My last batch got a great smoke and sweet taste. Try using the the wet brine, not sure how, but I feel i got a better smoke flavor. I did a straight 20 hour smoke this last time with just apple wood pellets. I am sure more people will come along and offer their input to. Good luck and keep altering what you do until the results you want.

Robert


----------



## diggingdogfarm (Jan 17, 2013)

It's impossible to guess what you might like.
I would stick with the dry mix.
Maybe try just hickory.
Smoke for three 8-hour days.
If that's not enough, up it to four  8-hour days on the next batch.
Give it a 5-7 day rest after smoking.


~Martin


----------



## anylizer (Jan 18, 2013)

Thank You guys, I appreciate the feed back!  I plan to stick with the dry cure, and will increase my smoke cycles and switch to all Hickory for the wood as Diggin' Dog suggested!  This is what my pea brain had kind of decided would be the best direction.
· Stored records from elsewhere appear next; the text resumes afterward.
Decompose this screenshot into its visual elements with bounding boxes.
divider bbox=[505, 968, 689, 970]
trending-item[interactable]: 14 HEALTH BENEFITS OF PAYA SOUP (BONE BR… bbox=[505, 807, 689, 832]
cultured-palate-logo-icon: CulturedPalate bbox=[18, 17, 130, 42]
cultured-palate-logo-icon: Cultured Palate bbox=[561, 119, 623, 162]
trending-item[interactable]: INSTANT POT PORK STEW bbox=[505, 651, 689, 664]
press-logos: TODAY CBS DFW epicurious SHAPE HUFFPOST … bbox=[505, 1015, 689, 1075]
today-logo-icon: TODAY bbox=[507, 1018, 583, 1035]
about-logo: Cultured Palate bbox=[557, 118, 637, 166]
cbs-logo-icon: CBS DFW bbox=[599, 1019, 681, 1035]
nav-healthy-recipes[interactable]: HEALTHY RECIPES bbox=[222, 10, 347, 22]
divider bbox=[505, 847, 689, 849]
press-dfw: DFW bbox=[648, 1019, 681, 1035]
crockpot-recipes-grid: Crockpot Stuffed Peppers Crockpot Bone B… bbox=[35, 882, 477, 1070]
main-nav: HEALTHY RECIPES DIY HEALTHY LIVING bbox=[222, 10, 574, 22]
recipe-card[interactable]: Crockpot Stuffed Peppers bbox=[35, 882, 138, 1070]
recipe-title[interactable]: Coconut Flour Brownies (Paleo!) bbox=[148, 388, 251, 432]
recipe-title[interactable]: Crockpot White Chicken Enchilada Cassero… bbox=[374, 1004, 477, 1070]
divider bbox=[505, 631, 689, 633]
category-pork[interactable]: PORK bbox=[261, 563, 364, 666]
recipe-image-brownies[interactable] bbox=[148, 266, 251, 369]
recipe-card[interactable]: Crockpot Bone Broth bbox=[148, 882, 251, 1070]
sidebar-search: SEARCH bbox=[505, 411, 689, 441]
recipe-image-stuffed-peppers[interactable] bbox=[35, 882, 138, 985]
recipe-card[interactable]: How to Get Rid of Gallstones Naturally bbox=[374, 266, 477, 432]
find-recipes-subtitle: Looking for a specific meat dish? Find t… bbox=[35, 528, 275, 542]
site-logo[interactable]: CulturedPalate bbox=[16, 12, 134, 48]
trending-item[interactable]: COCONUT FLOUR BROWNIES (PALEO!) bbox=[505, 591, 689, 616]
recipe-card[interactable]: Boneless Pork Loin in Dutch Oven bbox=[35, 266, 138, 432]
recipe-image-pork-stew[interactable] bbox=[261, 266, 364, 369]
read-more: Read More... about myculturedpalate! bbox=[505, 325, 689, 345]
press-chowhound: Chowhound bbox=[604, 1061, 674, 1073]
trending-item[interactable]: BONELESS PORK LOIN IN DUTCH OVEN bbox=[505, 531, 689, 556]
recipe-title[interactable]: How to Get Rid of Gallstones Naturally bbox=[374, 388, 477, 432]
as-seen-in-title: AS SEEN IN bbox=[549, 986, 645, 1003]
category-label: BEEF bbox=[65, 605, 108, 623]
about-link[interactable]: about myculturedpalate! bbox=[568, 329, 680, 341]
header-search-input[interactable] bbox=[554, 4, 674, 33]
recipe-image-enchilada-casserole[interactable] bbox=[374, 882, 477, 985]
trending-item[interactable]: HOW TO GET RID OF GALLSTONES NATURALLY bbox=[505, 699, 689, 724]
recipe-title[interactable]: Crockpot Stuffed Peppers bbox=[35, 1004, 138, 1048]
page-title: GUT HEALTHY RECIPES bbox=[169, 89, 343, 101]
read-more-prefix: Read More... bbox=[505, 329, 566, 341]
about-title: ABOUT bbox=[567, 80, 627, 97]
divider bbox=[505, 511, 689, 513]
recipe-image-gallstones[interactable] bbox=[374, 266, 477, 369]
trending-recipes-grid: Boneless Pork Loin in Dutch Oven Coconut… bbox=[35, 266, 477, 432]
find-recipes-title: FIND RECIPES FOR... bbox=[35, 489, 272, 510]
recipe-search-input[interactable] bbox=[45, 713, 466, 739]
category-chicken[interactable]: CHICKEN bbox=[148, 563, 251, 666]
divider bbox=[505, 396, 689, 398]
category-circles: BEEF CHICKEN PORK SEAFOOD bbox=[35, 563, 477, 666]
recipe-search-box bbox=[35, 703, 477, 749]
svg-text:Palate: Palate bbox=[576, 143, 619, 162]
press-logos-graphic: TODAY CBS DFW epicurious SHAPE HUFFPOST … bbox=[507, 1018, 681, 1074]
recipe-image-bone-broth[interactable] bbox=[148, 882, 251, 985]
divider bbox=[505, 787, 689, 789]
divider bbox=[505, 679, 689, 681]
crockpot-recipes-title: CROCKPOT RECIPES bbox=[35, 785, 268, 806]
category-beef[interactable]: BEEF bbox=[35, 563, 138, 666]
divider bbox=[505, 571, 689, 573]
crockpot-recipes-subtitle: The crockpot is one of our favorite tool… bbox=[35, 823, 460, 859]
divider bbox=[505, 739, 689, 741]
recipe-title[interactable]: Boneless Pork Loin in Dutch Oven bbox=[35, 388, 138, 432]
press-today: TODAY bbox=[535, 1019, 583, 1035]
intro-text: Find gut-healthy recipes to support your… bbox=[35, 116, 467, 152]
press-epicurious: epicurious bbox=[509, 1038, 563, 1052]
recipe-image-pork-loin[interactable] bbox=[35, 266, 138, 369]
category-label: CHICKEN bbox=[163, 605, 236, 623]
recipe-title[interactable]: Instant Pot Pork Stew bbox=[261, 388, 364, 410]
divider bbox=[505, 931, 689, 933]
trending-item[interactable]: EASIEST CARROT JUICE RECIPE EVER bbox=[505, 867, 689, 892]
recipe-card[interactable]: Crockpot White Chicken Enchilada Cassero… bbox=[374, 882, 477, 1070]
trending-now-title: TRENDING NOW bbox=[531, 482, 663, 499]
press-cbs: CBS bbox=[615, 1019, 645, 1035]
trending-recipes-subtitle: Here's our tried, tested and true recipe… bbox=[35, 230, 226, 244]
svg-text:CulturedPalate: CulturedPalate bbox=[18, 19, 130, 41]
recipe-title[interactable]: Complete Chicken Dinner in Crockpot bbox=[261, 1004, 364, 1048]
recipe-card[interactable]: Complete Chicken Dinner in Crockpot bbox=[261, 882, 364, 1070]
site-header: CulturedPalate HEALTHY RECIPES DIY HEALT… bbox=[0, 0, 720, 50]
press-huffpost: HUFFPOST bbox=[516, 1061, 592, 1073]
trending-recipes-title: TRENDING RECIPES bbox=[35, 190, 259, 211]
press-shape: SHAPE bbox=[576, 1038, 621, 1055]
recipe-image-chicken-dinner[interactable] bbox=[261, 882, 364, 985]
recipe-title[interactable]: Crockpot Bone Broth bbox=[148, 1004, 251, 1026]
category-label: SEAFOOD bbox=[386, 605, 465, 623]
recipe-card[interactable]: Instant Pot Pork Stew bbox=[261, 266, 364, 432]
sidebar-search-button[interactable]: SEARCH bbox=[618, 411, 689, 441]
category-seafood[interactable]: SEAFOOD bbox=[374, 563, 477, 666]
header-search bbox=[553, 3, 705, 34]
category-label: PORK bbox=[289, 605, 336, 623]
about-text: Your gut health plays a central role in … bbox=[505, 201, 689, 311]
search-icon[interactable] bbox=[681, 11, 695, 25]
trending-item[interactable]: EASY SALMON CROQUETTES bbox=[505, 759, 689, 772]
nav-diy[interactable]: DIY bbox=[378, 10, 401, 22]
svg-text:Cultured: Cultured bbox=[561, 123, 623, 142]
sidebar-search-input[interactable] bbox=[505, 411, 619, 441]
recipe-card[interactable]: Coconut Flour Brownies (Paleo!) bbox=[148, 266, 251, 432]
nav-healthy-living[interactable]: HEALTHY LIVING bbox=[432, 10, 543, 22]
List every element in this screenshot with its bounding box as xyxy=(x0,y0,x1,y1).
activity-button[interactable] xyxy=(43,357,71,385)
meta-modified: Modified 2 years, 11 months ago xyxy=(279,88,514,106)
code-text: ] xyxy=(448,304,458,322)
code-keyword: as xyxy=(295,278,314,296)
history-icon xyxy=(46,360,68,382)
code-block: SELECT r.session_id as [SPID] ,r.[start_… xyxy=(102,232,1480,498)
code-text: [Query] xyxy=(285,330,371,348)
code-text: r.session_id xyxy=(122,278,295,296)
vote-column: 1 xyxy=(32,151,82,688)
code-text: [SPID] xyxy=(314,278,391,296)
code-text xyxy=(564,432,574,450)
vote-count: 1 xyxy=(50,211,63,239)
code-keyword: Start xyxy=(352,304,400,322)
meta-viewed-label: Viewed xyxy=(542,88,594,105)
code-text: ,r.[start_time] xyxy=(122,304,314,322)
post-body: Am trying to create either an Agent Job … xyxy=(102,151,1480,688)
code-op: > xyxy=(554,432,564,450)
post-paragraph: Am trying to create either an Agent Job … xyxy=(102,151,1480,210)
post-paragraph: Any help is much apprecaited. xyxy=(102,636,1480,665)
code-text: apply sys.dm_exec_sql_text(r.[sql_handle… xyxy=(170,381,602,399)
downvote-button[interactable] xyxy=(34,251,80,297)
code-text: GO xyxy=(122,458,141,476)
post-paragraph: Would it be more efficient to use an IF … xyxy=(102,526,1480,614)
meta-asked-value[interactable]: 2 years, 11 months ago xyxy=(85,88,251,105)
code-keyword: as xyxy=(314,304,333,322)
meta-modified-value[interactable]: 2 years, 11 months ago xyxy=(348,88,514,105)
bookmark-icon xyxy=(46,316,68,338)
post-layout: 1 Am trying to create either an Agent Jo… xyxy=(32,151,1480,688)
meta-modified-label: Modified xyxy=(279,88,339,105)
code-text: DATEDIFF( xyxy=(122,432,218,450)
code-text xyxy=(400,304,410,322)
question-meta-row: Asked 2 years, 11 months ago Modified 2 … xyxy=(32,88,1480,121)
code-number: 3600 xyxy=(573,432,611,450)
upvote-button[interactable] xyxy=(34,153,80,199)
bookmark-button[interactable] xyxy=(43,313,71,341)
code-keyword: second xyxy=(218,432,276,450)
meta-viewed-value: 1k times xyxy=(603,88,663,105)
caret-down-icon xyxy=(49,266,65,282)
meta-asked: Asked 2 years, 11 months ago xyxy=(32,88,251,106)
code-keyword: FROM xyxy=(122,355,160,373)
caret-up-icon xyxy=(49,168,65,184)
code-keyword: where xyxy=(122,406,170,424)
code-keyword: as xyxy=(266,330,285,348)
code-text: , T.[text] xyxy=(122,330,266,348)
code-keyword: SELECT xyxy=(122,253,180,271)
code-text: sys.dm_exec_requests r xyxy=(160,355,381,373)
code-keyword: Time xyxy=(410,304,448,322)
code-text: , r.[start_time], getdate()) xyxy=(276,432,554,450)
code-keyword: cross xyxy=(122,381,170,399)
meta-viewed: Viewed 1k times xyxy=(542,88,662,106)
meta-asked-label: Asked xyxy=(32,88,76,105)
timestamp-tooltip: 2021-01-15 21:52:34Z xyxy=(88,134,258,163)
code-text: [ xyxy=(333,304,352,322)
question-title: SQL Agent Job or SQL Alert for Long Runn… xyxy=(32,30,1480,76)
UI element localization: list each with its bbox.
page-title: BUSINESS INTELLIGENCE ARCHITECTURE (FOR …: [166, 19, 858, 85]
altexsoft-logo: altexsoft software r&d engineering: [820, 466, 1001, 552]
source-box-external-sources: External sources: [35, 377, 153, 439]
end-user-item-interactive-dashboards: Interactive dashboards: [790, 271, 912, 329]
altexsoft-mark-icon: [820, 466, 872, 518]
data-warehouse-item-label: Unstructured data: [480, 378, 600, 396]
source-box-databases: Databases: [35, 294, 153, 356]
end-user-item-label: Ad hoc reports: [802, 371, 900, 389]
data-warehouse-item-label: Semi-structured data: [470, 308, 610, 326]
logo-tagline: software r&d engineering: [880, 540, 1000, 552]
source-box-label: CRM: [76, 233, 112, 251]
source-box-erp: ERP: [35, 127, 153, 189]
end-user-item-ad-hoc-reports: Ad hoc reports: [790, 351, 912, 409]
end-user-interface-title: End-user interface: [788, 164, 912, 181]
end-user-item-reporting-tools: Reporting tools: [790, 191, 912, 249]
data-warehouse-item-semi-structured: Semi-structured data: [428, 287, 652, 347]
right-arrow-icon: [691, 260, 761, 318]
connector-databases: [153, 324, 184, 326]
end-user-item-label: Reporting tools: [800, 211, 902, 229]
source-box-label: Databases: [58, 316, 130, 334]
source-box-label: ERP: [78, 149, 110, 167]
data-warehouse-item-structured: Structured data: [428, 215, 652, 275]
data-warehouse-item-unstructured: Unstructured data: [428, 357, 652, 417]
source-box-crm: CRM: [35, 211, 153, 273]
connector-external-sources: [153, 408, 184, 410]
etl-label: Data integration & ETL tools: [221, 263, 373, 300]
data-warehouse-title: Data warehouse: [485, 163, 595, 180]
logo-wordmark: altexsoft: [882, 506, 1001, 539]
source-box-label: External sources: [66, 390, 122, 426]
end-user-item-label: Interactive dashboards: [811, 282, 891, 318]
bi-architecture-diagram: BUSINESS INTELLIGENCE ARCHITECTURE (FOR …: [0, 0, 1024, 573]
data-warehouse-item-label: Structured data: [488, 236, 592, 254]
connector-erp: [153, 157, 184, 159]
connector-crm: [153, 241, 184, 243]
Just wanted verification that I was on the right track.

 Would this process be considered "Old World" style bacon? Or are there other things involved?

ThankYou

A.


----------



## anylizer (Feb 28, 2013)

On my 2nd. attempt, I increased salt to 3% and smoked the bellies for 4 days @ 8hrs. per day. The flavor is much better!

after passing some samples out to friends & family, the feed back was "good" not great, but good! Several mentioned that something was missing, didn't have that really bacony flavor. One friend mentioned that while he liked it , he didn't have the desire to eat the whole lb. like he does of store bought bacon. Myself & others agree, is the homemade bacon more filling? is there a certain flavor profile missing that makes you want to stuff yourself on just bacon?

Has anyone else experienced this?

Maybe its the lack of "cure" flavor... I used 156ppm of #1   should I just go to the 200ppm?


----------